Les raisons de négocier

À l’instar d’obtenir un faible taux d’intérêt, la négociation consiste à accéder à un prêt plus intéressant. Ce qui signifie qu’on cherche aussi à accumuler des avantages sur les divers frais : assurance, dossier, pénalités de remboursement anticipé, etc. À savoir que les établissements financiers accordent les meilleures conditions aux emprunteurs qui possèdent un profil rassurant pour couvrir ses dettes.

Un intérêt pour la banque

Des fois, les emprunteurs changent de banque afin de bénéficier d’une condition de prêt plus commode. Autant en profiter pour devenir l’un des clients fidèles de l’établissement, du moins le long des années de remboursement. Cela commence par la domiciliation de salaire qui est d’ailleurs obligatoire chez la plupart. Puis la signature de quelques produits financiers comme l’assurance, l’épargne, etc. De cette façon, la banque accorde plus de confiance à son client.
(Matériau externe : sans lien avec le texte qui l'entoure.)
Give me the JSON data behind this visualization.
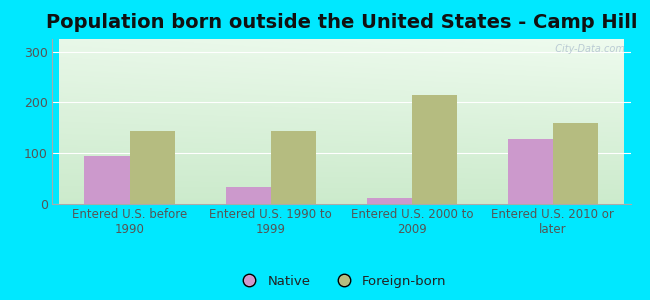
{
  "title": "Population born outside the United States - Camp Hill",
  "categories": [
    "Entered U.S. before\n1990",
    "Entered U.S. 1990 to\n1999",
    "Entered U.S. 2000 to\n2009",
    "Entered U.S. 2010 or\nlater"
  ],
  "native_values": [
    95,
    33,
    11,
    128
  ],
  "foreign_values": [
    143,
    143,
    215,
    160
  ],
  "native_color": "#cc99cc",
  "foreign_color": "#b5bc80",
  "bg_color_topleft": "#d4edda",
  "bg_color_topright": "#eaf7ea",
  "bg_color_bottom": "#c8e6c9",
  "outer_bg": "#00e8ff",
  "ylim": [
    0,
    325
  ],
  "yticks": [
    0,
    100,
    200,
    300
  ],
  "bar_width": 0.32,
  "title_fontsize": 14,
  "legend_native": "Native",
  "legend_foreign": "Foreign-born",
  "watermark": "  City-Data.com",
  "grid_color": "#ffffff",
  "tick_color": "#555555",
  "label_fontsize": 8.5
}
Un maximum d’apport personnel

On peut demander un emprunt sans apport, mais il faut s’apprêter à payer un taux d’intérêt fortement élevé. L’apport personnel minimum souhaité par les banques est de 10 %. Ce dernier est assez pour couvrir les frais de notaire avec une petite marge. Afin de se mettre en meilleure position de négociation, on doit compter à partir de 20 % d’apport. Les banques sont donc plus rassurées et sont plus ouvertes à une discussion.

Un faible taux d’endettement

Le taux d’endettement concerne le pourcentage à déduire des revenus de l’emprunteur. Du point de vue légal, il doit être moins de 33 %. Si on veut inciter les établissements financiers à accorder un prêt avantageux, le mieux c’est de se mettre en dessous de la moyenne, idéalement entre 10 à 15 %. Sinon, des revenus importants justifient le taux élevé. Le but consiste à garantir la possession d’un « reste à vivre » adéquat après la soustraction des mensualités de remboursement.

Un courtier pour négocier

Sans aucun doute, le savoir-faire d’un professionnel représente une grande différence. Les raisons sont multiples. Tout d’abord, avec son expérience, il sait à quelle banque s’adresser en fonction du profil. Ensuite, il connaît l’état du marché afin de bien jouer la concurrence. En outre, en possédant un volume important de dossiers à présenter, le courtier se trouve en parfaite position de négocier en se basant sur l’argument de nombre de clients qu’il va rapporter à l’établissement.